Рэмси откинулся на спинку своего стула. Тот заскрипел, и Рэмси внезапно понял, что доктор, возможно, отождествляет его со скрипящим стулом — для слепого это был знакомый и понятный сигнал.
— А теперь о тебе, Джонни. Лучевая болезнь — штука неприятная. — Он провел рукой по своим выжженным радиацией глазам. — По счастью, агенты ПсиБю практически неуничтожимы.
— Это видно по моим заметкам и телеметрическим лентам?
Доктор Оберхаузен кивнул.
— Да, видно. Спарроу уже буквально стал частью своей подлодки, ощущая в ней все — в том числе и команду. Его случайные замечания и размышления относительно поисков правильной линии поведения сделали из него великолепного психолога. Я подумываю о том, чтобы забрать его в нашу контору.
— А как насчет моих рекомендаций по предупреждению нервных срывов?
Доктор Оберхаузен пожевал губу, пощипал свою козлиную бородку. — Старая как мир наполеоновская терапия пышного мундира: фанфары при каждом удобном случае. — Он кивнул. — Безопасность разорется, что это будет раскрытием тайны прибытий, но одну уступку они уже сделали. — Какую?
— Они объявили официально, что мы воруем нефть у «восточных».
— Это вообще было бессмысленно скрывать.
— Сделали они это с большой неохотой, но их заставили. — Нам лучше не связываться с Безопасностью, — пробормотал Рэмси. — Нам лучше бы работать над тем, чтобы от нее вообще избавиться. Безопасность подавляет связи. А это приводит к социальной шизофрении. Доктор Оберхаузен отрицательно покачал головой. — Нет, Джонни. Мы не станем работать над тем, чтобы избавляться от Безопасности. Это старое заблуждение. Пользуясь аналогией капитана Спарроу: в ненормальном обществе безумец нормален. В Безопасности присутствует тот род ненормальности, который является естественным для военного времени. Естественным и необходимым. — Ну а после войны, Обе? Ты же знаешь, что они собираются править вечно.
— Они будут пытаться. Но к этому времени Безопасность будет уже под контролем ПсиБю. Мы будем способны довольно эффективно контролировать их. Рэмси уставился на него, потом довольно хихикнул.
— Так вот почему вы вмешиваетесь в дела Белланда?

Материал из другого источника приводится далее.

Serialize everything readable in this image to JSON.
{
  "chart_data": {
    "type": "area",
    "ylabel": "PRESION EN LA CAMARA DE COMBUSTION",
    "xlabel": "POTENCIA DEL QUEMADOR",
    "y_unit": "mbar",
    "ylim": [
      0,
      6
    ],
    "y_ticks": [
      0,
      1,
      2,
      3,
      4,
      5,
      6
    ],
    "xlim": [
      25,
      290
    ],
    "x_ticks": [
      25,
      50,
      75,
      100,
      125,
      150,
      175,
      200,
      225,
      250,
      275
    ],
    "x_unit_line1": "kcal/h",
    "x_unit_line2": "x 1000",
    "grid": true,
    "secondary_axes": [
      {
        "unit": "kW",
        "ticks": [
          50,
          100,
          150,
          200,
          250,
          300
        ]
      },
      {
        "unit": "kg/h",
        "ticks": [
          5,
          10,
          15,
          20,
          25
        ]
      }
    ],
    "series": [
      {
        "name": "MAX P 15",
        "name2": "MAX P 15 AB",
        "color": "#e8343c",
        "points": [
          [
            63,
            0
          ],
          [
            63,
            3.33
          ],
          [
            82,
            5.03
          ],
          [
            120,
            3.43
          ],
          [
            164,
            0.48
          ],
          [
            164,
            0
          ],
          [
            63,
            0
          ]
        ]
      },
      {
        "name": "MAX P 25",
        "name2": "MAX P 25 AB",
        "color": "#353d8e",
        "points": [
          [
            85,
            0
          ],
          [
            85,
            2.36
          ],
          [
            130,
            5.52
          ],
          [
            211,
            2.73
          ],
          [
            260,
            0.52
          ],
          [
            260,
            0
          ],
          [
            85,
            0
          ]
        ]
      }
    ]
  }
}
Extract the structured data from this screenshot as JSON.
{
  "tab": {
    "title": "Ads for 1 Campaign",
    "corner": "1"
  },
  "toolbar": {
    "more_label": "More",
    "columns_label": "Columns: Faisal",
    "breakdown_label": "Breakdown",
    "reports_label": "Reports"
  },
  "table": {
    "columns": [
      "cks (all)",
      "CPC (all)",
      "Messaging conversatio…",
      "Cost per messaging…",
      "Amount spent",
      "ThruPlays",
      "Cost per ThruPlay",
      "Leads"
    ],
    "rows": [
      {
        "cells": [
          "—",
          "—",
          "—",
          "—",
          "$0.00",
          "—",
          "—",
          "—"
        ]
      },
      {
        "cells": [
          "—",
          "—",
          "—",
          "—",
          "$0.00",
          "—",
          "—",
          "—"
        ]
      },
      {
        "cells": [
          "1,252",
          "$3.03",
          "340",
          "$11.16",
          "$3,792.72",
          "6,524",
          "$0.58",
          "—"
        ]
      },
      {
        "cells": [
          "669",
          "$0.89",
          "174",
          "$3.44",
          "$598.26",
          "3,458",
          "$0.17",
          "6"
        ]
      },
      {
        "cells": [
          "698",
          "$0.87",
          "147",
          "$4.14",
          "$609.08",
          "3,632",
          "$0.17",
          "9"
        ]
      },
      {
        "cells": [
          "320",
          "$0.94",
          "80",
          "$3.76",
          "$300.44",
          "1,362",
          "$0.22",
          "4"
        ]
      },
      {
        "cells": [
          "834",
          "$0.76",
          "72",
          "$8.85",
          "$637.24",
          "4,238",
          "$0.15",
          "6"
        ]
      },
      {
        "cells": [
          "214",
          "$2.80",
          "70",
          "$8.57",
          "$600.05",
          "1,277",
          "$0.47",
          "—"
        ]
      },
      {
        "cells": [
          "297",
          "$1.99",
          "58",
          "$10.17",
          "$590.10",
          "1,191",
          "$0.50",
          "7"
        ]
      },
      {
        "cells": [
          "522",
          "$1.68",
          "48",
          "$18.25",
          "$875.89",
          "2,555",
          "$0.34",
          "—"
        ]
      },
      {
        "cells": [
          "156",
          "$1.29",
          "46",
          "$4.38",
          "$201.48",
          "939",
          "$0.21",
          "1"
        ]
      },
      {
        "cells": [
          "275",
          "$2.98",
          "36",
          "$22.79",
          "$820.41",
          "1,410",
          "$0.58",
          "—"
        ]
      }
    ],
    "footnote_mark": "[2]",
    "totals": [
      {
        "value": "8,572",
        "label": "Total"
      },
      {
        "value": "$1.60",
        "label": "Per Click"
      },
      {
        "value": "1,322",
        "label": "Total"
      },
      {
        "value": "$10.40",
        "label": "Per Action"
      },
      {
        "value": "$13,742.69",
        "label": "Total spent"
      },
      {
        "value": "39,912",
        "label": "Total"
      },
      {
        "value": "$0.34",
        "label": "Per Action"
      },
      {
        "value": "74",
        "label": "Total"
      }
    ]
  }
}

— Не только Белланда, Джонни.
— Иногда вы пугаете меня, Обе.
Козлиная бородка Оберхаузена задергалась от смеха. — Прекрасно. Это значит, что моя поза превосходства и всемогущества более эффективна, чем знания.
Он усмехнулся.
Рэмси тоже улыбнулся и поерзал на стуле, устраиваясь поудобней. — Если это все, Обе, то мне пора уматывать. Они не хотели пускать Дженнет с детьми ко мне, когда я был в госпитале, а теперь… — Я тоже ждал, Джонни. Диктат МедБю даже несколько превышает возможности великого ПсиБю. Здесь бал правят радиомедики. Он медленно покачал головой.
— Так как?
— Ах, нетерпение юности, — сказал доктор Оберхаузен. — Осталось несколько моментов, которые стоило бы выяснить. Почему ты думал, что мы никогда до сих пор не видели необходимости в этой пышномундирной терапии? — Отчасти из-за Безопасности, — ответил Рэмси. — Но, по-правде, это и не было очевидным. Ошибочные симптомы. Наполеон выстраивал службу вербовки, но удерживал своих пушкарей от того, чтобы лететь, сломя голову. У нас таких проблем никогда не было. Действительно, наши подводники, похоже, страстно желают вернуться на службу, под воду. Но тут парадокс: сложности у них встречаются в обеих сферах — и на берегу, и в море. Когда они на берегу, то, кажется, забывают про опасности моря, потому что подсознание маскирует их, затирает. Лодка означает для них полную безопасность, возвращение в материнское лоно. А когда они возвращаются на берег, они как бы переживают новое рождение, подвергаются риску и опасностям большого мира. Для желающего укрыться человека, самая страшная вещь — это небо.